Néanmoins, Marr a autant d’idées qui méritent d’être prises en considération que de ratés. Les utilisations potentielles du métavers vont de l’utile à l’absurde.

Une bonne suggestion, par exemple, est de mener des consultations médicales dans le métavers, ce qui vous éviterait le coût et les inconvénients d’une visite chez le médecin dans la réalité. L’achat de biens immobiliers dans les métavers me semble en revanche tout à fait absurde, même si je comprends l’intérêt de voir à quoi ressemblera une maison avant qu’elle ne soit construite.

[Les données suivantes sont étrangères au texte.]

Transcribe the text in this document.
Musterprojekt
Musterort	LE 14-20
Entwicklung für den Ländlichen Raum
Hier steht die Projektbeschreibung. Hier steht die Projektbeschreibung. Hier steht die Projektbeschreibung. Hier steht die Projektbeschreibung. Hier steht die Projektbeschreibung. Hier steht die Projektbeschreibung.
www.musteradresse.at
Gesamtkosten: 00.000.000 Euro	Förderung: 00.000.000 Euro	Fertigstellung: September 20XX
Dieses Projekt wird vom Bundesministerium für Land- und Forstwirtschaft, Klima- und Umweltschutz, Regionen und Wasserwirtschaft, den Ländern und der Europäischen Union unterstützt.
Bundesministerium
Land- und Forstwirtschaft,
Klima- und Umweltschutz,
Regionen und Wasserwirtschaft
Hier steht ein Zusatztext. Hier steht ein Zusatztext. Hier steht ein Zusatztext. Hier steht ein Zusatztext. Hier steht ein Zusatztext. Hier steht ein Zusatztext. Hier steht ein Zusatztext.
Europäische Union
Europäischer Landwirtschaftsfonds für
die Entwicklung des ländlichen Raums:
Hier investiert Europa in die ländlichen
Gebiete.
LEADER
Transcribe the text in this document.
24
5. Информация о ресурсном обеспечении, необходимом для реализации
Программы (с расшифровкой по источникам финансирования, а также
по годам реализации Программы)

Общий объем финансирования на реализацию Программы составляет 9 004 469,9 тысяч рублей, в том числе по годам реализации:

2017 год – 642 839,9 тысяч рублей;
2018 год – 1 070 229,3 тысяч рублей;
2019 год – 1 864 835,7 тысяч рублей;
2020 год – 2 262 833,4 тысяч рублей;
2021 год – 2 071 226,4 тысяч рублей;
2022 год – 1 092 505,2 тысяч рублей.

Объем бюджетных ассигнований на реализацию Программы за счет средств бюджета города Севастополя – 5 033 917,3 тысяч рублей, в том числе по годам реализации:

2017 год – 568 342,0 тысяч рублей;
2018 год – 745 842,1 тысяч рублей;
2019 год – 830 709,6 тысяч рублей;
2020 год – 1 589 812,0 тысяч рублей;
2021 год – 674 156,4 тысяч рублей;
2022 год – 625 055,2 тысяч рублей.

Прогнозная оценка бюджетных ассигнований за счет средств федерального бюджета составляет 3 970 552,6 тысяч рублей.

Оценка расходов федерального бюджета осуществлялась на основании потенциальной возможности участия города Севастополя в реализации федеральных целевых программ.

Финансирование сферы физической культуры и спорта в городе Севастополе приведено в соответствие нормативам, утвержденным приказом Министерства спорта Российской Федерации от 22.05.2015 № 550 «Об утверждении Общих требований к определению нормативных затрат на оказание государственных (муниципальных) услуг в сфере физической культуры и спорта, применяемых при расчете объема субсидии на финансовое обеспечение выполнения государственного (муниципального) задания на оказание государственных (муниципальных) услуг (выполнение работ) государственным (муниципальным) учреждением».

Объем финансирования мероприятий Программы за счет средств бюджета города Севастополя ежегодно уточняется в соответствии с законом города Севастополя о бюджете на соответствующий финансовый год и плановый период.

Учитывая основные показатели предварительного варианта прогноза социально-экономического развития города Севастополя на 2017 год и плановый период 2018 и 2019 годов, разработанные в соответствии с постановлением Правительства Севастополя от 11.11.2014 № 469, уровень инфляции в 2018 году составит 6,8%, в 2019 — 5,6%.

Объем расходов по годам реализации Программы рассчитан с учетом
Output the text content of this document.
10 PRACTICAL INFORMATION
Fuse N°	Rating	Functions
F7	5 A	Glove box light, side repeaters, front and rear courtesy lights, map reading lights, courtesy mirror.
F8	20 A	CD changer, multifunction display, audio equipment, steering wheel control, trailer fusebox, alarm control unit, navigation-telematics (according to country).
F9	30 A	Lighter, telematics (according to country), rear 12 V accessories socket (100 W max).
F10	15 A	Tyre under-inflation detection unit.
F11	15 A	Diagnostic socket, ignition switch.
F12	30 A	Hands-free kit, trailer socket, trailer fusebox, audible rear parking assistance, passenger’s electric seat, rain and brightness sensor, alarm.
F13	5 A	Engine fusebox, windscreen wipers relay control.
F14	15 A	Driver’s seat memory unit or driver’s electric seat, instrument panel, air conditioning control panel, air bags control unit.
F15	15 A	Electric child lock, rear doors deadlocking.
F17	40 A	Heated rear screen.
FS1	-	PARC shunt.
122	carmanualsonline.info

La RV pourrait réellement dynamiser l’enseignement, qui tend actuellement à favoriser les apprenants qui se souviennent facilement des faits en situation de test, tandis que les étudiants visuels sont mis à l’écart. Les élèves pourront soudainement visiter la Rome antique ou rétrécir pour visiter l’intérieur du corps humain.

À propos de corps humain, les professionnels de la santé pourront bientôt fabriquer un jumeau numérique du vôtre. Ce mannequin sera une représentation fidèle jusqu’au niveau cellulaire, ce qui signifie que les médecins pourront trouver des solutions aux problèmes de santé sans risque.

Une autre caractéristique séduisante de cet internet du futur est la réalité augmentée (RA), qui permet de superposer des images et du texte à votre environnement réel à l’aide de lunettes ou simplement d’un smartphone – pensez à Pokémon GO. Grâce à la réalité augmentée, vous pourrez voir si un canapé convient à votre salon avant de l’acheter.

La notion de Web3 m’a également fait bondir, car elle est porteuse de promesses utopiques. M. Marr estime que la blockchain pourrait déboucher sur un internet plus décentralisé, « par opposition à un internet contrôlé par les entreprises et les gouvernements ».

Une tierce partie ne supervisera pas nécessairement nos transactions. La propriété sera répartie entre les créateurs et les utilisateurs de la blockchain. En théorie, ces tiers pourraient être empêchés de collecter nos données, mais ils ne céderont certainement pas leur territoire sans se battre.

Ce livre, qui tient plus du manuel universitaire que du divertissement, ne se prête pas à une lecture soutenue. Il peut être laborieux et, parfois, un peu répétitif. Il est cependant riche en informations et propose des stratégies aux entreprises qui souhaitent prendre une longueur d’avance sur l’inévitable révolution.

Il n’y aura pas d’arrêt à cet avenir, même si nous le regrettons, alors autant s’y préparer. Marr a beau se montrer optimiste, il n’en reste pas moins qu’il y a une certaine logique dans le fait d’être un adopteur précoce.

Au début des années 2000, souligne-t-il, même certaines grandes marques pensaient pouvoir se passer d’une présence sur les médias sociaux, « alors qu’aujourd’hui, toutes les entreprises y sont ». Plus ces technologies progresseront, moins le luddisme sera viable. L’Internet du futur est une introduction instructive, bien que légèrement aride.

L’Internet du futur : Comment les métavers, le Web 3.0 et la blockchain vont transformer les entreprises et la société, par Bernard Marr, Granta, 33,59 €.